Des escrocs ont soutiré des dizaines de milliers de francs à Erica Mayer. Cette retraitée, autrefois femme d'affaires, est désormais assistée d'une curatrice et a perdu toute joie de vivre.
Publié: 16.07.2025 à 15:15 heures
|
Dernière mise à jour: 16.07.2025 à 17:49 heures
Partager
Écouter
«J'ai dû hypothéquer ma maison pour rester solvable», explique Erica Mayer, victime d'une escroquerie (image prétexte).
Photo: Shutterstock
katharina_siegrist.jpg
Katharina Siegrist
Beobachter

Erica Mayer est assise sur sa chaise de bureau. Légèrement penchée en avant, concentrée. De la main droite, elle serre la souris d’ordinateur, guidant le curseur à travers tout l’écran. Elle ouvre un document, en ferme un autre. Clic, clic. Son regard reste fixé sur l’écran. Même lorsqu’elle parle. Sa voix est généralement ferme et forte, comme si elle devait convaincre quelqu’un. Ce n’est que parfois que sa voix se brise. Toujours quand il s’agit du fait que personne ne la croit.

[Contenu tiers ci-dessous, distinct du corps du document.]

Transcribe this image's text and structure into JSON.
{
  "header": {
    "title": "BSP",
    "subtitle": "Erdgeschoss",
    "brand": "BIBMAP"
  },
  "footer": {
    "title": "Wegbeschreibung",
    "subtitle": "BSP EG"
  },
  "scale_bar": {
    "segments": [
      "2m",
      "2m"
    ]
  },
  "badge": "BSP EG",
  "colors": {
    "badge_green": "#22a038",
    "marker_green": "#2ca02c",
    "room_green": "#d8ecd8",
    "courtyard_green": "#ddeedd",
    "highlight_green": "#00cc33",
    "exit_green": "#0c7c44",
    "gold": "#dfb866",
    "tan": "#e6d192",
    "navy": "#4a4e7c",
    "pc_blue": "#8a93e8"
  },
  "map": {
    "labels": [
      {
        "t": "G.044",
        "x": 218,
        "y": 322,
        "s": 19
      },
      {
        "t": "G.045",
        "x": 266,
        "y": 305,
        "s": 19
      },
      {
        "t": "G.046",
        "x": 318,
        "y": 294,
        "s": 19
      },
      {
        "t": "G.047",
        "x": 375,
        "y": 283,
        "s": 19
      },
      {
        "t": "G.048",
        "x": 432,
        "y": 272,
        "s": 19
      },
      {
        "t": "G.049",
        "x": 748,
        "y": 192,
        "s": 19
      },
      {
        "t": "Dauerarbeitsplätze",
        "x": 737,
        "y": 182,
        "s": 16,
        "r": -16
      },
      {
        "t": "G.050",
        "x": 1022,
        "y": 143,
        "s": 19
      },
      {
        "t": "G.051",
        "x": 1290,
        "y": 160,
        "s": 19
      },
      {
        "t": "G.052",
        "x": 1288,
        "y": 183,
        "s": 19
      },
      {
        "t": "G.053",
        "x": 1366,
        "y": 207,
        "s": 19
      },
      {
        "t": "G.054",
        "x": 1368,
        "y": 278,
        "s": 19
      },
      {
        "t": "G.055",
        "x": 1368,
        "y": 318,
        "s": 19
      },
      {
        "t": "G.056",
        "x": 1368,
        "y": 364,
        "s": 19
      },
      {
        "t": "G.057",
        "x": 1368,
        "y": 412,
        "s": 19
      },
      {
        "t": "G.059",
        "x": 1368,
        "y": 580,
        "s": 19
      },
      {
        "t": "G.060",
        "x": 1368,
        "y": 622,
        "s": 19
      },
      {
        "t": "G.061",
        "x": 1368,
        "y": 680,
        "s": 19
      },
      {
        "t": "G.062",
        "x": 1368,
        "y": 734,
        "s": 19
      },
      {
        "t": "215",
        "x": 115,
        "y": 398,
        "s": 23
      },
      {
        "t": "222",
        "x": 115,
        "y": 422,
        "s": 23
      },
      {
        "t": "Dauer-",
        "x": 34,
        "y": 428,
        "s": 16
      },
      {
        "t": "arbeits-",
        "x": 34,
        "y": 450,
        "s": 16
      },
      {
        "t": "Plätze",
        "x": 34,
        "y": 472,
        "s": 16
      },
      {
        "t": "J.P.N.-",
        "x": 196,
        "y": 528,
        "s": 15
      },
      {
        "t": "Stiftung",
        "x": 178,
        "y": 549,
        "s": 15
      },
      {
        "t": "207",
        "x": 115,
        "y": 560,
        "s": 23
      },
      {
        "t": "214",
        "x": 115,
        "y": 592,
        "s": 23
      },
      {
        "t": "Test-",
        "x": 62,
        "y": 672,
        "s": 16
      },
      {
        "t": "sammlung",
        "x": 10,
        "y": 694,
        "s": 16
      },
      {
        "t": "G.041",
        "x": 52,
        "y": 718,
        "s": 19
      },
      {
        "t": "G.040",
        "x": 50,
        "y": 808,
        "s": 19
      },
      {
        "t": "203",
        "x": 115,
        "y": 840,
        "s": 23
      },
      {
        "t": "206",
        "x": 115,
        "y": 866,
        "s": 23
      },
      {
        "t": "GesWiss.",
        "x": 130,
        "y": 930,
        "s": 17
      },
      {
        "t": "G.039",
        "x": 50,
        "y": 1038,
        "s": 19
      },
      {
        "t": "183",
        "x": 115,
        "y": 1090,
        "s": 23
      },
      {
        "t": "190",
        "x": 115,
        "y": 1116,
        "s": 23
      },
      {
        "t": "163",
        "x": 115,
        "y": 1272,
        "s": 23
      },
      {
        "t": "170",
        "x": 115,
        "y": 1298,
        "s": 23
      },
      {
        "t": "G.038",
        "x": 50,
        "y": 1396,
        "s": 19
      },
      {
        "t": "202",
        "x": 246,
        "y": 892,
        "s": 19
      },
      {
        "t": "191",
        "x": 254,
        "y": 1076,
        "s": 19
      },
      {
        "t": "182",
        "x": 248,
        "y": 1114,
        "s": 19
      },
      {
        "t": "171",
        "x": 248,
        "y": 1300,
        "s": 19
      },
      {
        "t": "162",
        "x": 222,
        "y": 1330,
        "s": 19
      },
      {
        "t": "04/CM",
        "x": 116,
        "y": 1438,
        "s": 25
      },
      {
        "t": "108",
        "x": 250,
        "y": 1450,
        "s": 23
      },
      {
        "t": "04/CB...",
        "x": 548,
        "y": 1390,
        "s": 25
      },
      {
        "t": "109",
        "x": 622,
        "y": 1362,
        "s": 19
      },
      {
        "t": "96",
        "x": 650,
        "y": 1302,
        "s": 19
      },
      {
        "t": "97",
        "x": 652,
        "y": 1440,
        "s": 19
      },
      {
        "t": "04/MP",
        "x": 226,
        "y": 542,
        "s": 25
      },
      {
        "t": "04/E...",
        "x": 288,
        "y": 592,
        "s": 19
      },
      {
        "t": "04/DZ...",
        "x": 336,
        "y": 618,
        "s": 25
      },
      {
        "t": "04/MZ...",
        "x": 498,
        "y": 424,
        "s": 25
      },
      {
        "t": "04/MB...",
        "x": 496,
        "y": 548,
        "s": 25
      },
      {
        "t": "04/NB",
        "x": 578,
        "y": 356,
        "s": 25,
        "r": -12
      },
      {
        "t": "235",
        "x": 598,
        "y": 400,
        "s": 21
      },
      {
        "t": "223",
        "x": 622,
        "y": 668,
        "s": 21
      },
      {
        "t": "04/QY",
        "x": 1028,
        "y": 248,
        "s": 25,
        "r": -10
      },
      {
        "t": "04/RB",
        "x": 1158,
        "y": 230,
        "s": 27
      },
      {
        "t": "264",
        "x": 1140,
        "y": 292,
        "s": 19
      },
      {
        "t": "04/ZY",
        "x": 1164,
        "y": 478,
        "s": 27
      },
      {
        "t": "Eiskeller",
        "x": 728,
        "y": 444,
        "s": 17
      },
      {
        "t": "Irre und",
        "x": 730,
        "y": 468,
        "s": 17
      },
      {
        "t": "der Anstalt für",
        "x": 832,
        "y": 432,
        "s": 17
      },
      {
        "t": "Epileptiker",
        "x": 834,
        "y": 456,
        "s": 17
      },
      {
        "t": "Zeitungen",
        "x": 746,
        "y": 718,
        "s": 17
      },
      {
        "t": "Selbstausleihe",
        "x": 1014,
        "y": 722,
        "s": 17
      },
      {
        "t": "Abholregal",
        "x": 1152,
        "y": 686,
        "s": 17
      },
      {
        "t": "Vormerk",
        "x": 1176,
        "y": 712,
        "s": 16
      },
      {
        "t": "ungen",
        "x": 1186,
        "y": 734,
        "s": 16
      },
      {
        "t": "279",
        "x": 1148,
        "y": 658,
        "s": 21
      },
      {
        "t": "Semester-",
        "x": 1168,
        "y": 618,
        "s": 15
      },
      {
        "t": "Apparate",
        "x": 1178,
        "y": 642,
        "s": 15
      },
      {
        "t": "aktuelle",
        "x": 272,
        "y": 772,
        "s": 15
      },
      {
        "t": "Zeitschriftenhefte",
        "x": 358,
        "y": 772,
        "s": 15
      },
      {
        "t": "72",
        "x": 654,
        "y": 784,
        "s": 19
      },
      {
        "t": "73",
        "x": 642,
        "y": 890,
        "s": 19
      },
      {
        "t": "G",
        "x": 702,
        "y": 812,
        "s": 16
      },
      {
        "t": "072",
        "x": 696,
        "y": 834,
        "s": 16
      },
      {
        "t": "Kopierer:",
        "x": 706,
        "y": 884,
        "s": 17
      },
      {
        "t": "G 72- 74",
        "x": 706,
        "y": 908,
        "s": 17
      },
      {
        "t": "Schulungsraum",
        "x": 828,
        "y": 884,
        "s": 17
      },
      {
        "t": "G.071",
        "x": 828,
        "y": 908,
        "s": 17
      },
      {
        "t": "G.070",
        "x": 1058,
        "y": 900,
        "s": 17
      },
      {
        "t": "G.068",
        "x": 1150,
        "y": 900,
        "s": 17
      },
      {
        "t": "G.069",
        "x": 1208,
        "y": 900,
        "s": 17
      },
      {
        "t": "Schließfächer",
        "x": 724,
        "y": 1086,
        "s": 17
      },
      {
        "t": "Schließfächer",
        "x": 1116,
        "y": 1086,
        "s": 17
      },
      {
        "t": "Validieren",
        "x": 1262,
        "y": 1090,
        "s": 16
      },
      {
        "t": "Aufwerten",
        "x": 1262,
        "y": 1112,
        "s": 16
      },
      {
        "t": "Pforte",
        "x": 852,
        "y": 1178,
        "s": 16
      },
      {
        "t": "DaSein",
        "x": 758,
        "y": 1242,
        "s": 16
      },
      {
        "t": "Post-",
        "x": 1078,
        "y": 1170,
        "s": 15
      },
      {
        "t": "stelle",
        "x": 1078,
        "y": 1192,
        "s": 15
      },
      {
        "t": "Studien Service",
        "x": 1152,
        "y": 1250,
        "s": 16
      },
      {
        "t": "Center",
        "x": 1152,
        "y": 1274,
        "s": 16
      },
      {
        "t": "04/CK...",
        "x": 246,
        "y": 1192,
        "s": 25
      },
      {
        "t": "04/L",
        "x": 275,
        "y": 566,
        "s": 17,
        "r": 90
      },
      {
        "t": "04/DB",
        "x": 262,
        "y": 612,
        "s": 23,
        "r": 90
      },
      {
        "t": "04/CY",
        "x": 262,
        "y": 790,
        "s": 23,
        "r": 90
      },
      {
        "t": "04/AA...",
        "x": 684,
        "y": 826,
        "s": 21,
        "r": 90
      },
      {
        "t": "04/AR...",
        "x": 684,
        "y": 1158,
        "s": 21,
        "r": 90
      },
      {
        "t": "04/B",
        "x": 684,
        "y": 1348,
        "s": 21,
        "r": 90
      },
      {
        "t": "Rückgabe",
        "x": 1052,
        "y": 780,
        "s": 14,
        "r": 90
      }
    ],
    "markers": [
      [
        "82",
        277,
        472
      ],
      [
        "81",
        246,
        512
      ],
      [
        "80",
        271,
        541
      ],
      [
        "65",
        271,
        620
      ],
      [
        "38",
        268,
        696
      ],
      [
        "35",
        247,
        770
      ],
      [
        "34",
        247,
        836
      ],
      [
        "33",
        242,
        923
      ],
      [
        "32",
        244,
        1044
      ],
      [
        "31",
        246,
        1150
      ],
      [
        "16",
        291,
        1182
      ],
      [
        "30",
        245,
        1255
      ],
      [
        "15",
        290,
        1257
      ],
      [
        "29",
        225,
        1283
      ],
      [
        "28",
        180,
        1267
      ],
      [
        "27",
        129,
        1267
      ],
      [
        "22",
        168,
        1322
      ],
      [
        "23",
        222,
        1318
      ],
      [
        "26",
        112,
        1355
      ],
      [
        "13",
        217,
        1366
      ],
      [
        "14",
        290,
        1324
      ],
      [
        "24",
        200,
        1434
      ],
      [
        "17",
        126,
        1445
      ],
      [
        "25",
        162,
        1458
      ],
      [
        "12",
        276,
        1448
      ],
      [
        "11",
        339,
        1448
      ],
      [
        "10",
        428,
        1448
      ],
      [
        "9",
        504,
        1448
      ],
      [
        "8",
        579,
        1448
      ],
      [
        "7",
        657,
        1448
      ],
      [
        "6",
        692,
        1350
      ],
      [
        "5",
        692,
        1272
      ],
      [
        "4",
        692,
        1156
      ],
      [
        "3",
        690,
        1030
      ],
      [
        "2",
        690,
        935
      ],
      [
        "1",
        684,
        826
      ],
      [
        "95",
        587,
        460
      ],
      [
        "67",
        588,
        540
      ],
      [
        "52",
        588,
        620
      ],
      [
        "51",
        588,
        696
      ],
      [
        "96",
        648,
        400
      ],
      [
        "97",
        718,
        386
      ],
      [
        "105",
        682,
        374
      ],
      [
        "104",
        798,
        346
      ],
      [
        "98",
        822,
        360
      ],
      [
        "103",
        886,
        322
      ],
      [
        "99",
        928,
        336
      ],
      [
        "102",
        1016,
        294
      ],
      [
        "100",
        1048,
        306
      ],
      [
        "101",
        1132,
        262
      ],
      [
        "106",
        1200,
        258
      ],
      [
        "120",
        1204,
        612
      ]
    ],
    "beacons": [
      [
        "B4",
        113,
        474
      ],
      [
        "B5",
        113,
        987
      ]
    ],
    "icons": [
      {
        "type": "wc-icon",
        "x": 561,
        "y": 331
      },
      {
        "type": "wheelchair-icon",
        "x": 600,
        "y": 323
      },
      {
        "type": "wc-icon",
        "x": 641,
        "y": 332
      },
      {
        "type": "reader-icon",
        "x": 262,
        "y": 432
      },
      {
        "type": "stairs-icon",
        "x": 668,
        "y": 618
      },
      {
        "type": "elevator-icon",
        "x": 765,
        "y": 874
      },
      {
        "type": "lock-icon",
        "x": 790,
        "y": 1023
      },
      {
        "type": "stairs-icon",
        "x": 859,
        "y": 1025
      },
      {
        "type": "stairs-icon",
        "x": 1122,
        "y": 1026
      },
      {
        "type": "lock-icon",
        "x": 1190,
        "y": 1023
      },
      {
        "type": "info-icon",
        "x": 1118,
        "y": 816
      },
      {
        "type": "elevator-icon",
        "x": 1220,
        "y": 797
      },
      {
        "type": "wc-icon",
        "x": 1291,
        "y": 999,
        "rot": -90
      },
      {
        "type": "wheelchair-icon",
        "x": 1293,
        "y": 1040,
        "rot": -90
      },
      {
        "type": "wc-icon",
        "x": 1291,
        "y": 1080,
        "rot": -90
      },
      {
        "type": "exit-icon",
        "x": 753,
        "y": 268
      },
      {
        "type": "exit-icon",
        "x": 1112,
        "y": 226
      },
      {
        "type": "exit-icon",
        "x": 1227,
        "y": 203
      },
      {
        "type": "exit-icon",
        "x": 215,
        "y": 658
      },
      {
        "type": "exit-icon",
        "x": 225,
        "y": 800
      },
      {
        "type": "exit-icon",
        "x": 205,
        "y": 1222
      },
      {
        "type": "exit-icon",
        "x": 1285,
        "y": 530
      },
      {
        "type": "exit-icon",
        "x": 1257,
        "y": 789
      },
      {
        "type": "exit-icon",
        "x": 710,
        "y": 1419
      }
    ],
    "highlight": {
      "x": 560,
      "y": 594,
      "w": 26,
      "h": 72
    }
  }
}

Cette femme, qui approche les 90 ans et dont le vrai nom est différent, est mal à l’aise avec son histoire. Elle raconte qu’elle était une célibataire bien rémunérée, une femme d’affaires. Jeune, elle obtient son diplôme de commerce et fait un stage à l’époque au Crédit Suisse. Elle gagnait alors 400 francs par mois. Un bon salaire. Elle a le sens des finances et des chiffres. Le directeur de Crédit Suisse le remarque. Il prend la jeune femme sous son aile et lui décroche par la suite un ou deux postes intéressants.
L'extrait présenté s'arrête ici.